Tale nuovo percorso normativo rimette in discussione il processo di
transizione per le sole tv locali. Non è accettabile che tutte le
tv nazionali ottengano senza alcuna selezione l’assegnazione di
reti digitali pianificate, mentre solo le tv locali utilmente
collocate in graduatoria potranno esercire reti digitali".

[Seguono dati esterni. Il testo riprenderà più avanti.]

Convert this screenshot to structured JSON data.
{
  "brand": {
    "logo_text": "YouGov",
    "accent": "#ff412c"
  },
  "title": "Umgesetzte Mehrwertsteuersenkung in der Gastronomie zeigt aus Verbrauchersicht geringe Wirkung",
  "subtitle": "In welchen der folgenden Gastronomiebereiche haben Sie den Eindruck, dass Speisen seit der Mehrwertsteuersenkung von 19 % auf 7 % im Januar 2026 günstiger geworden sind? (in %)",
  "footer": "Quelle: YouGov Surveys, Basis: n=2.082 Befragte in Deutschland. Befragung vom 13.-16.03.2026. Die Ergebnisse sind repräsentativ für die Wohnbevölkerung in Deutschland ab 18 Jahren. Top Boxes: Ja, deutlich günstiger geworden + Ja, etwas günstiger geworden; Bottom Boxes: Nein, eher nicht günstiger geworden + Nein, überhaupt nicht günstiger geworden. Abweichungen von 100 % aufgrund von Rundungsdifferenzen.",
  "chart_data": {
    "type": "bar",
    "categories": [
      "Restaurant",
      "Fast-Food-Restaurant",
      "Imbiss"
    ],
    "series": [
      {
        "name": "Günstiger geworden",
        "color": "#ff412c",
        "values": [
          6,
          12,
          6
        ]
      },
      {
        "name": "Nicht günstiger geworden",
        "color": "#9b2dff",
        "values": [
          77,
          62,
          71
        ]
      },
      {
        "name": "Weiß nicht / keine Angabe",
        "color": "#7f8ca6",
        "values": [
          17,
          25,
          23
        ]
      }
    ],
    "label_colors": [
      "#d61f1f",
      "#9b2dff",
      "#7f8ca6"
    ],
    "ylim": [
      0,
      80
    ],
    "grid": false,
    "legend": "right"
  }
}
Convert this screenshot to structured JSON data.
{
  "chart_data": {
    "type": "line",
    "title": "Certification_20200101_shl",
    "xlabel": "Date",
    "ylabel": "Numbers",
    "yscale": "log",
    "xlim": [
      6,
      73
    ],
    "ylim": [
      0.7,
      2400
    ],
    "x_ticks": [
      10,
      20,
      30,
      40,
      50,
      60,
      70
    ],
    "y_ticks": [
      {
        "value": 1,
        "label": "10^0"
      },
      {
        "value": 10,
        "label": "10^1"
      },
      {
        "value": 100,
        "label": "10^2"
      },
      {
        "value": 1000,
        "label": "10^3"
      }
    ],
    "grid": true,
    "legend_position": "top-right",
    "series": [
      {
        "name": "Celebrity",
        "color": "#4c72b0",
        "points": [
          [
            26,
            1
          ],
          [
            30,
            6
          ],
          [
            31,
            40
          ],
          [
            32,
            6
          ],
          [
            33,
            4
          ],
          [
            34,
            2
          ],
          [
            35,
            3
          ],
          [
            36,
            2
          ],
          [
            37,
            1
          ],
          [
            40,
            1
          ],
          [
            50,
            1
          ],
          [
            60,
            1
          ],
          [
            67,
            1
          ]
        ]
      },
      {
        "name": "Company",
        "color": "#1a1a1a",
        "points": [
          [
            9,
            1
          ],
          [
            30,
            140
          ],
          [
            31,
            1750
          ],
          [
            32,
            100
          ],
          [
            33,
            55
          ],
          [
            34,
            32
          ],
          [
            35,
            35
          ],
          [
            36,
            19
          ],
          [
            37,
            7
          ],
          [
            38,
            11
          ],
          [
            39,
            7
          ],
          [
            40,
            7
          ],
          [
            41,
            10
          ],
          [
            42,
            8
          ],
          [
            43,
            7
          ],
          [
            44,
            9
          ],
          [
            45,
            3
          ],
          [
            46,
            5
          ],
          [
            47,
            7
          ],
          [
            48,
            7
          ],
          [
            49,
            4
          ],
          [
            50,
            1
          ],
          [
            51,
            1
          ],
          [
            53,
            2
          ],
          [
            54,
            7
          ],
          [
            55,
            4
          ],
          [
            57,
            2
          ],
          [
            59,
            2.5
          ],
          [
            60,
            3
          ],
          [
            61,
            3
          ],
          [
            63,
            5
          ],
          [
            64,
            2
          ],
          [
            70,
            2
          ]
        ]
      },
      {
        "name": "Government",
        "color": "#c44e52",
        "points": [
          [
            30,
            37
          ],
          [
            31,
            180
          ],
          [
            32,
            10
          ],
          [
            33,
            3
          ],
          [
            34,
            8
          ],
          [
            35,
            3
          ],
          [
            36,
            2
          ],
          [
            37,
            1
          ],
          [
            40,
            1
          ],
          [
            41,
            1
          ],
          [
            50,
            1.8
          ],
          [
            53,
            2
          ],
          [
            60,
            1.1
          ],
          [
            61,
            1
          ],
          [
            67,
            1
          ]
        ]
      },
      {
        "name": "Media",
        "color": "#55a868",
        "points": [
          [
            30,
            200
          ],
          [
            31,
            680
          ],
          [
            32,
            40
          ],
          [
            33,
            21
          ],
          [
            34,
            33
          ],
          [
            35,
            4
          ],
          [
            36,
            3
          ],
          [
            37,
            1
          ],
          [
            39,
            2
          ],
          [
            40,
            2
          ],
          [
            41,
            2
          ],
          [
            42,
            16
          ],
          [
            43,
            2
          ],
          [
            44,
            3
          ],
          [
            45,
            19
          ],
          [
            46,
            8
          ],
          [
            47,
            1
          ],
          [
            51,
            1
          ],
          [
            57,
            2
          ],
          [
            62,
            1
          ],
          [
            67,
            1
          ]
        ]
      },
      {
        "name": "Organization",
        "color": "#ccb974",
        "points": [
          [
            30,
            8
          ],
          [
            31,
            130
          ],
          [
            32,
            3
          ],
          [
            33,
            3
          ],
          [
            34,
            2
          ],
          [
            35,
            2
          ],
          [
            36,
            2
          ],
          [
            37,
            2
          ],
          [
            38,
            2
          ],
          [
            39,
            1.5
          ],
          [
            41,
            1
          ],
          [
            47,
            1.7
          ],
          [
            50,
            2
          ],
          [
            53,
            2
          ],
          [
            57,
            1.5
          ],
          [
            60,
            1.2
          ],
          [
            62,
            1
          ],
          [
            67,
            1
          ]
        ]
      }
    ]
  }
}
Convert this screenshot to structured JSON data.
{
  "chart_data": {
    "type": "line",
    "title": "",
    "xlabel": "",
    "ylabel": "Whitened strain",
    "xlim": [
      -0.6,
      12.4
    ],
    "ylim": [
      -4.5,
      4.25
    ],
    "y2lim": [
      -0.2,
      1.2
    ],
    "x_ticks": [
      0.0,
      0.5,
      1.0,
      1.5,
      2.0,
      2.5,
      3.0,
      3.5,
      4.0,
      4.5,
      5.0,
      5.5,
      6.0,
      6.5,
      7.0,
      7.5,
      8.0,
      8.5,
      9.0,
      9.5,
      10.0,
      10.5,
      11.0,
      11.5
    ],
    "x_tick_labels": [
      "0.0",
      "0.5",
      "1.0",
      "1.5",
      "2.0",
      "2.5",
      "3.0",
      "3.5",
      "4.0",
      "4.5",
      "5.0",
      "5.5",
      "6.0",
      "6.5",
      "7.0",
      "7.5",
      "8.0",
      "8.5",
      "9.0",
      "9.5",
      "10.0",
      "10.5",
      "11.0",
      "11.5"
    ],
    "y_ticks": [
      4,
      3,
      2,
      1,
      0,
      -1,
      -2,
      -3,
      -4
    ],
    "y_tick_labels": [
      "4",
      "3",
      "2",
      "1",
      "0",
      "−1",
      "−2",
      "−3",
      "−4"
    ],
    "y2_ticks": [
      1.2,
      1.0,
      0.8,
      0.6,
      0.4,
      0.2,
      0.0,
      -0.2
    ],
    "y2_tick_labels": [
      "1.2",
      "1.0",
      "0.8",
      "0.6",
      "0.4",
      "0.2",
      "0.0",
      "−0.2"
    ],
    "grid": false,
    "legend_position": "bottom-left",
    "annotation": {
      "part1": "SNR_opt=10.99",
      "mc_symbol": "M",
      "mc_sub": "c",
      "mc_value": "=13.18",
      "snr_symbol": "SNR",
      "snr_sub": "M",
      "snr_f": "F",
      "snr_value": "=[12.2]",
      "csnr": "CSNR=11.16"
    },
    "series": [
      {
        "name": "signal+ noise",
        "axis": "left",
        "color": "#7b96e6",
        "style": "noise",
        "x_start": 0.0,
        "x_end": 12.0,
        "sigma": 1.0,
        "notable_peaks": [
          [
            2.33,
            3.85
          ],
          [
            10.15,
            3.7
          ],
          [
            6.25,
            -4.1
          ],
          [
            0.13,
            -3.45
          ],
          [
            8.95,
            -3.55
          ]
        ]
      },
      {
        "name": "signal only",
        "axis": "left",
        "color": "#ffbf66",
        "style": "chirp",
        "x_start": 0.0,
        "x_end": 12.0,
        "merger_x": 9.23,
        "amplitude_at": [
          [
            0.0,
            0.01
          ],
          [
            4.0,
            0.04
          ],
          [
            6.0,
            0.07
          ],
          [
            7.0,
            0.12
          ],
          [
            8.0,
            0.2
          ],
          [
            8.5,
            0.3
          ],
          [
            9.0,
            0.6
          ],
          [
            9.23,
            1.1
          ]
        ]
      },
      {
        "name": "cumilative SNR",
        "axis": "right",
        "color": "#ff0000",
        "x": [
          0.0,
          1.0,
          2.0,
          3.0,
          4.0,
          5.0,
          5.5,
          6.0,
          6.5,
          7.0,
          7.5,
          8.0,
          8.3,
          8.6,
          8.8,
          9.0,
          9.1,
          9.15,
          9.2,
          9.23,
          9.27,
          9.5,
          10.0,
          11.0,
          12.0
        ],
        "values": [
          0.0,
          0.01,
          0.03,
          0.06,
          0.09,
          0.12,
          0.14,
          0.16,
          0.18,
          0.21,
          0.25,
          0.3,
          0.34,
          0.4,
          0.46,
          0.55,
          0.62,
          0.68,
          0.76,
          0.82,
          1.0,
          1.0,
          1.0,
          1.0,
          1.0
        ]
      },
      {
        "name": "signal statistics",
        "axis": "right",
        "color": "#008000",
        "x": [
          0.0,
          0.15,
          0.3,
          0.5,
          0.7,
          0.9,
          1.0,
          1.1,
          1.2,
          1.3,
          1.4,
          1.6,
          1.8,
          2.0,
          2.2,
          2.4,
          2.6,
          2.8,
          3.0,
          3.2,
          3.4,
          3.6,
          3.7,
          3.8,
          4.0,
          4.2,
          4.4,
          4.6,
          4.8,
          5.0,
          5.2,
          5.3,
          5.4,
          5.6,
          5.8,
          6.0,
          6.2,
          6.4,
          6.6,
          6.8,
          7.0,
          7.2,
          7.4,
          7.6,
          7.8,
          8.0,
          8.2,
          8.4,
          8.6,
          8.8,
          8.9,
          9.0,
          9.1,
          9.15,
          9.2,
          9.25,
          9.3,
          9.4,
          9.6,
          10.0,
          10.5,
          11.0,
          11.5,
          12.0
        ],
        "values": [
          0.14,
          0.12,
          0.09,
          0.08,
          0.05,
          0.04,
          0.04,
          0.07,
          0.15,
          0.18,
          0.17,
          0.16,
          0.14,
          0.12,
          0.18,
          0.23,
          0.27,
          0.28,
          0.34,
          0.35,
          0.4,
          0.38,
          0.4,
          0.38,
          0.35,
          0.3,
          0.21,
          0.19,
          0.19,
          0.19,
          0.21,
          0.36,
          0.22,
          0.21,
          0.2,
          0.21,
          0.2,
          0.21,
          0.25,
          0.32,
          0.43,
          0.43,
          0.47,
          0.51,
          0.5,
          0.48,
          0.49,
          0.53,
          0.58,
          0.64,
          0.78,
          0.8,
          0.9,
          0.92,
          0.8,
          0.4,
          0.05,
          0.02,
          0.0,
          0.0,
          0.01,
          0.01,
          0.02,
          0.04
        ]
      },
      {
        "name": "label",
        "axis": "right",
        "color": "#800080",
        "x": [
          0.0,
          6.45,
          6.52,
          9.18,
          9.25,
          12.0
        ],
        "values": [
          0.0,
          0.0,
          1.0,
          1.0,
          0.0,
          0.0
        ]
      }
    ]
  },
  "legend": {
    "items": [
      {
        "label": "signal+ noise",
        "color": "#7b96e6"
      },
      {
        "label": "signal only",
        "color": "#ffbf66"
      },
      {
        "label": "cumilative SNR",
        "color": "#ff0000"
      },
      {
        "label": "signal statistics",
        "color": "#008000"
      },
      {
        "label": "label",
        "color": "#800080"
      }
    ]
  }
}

Così in una nota Marco Rossignoli, coordinatore Aeranti-Corallo,
che aggiunge: “E’ inaccettabile che mentre vengono ridotte nove
frequenze alle tv locali, stanno per essere assegnate
gratuitamente, con il beauty contest, sei frequenze per e
trasmissioni televisive digitali nazionali, con possibilità di
assegnazione di alcune di tali frequenze a soggetti che già
eserciscono altri multiplex nazionali".

Riferendosi poi agli indennizzi previsti dalla legge di stabilità
2011 per le tv locali, Rossignoli ha sostenuto che gli stessi siano
"talmente irrisori da non incentivare certamente nessuna
tv
locale a cedere le frequenze attualmente esercite. Solo triplicando
le risorse sarebbe possibile avvicinarsi ai valori minimi di
mercato delle frequenze di trasmissione".

"Per rafforzare il comparto – ha concluso Rossignoli –
sarebbero necessarie norme di indirizzo del mercato pubblicitario,
come sgravi di imposta per le aziende che acquistano spazi
pubblicitari sull’emittenza locale e come il divieto di
trasmissioni pubblicitarie per le pay tv".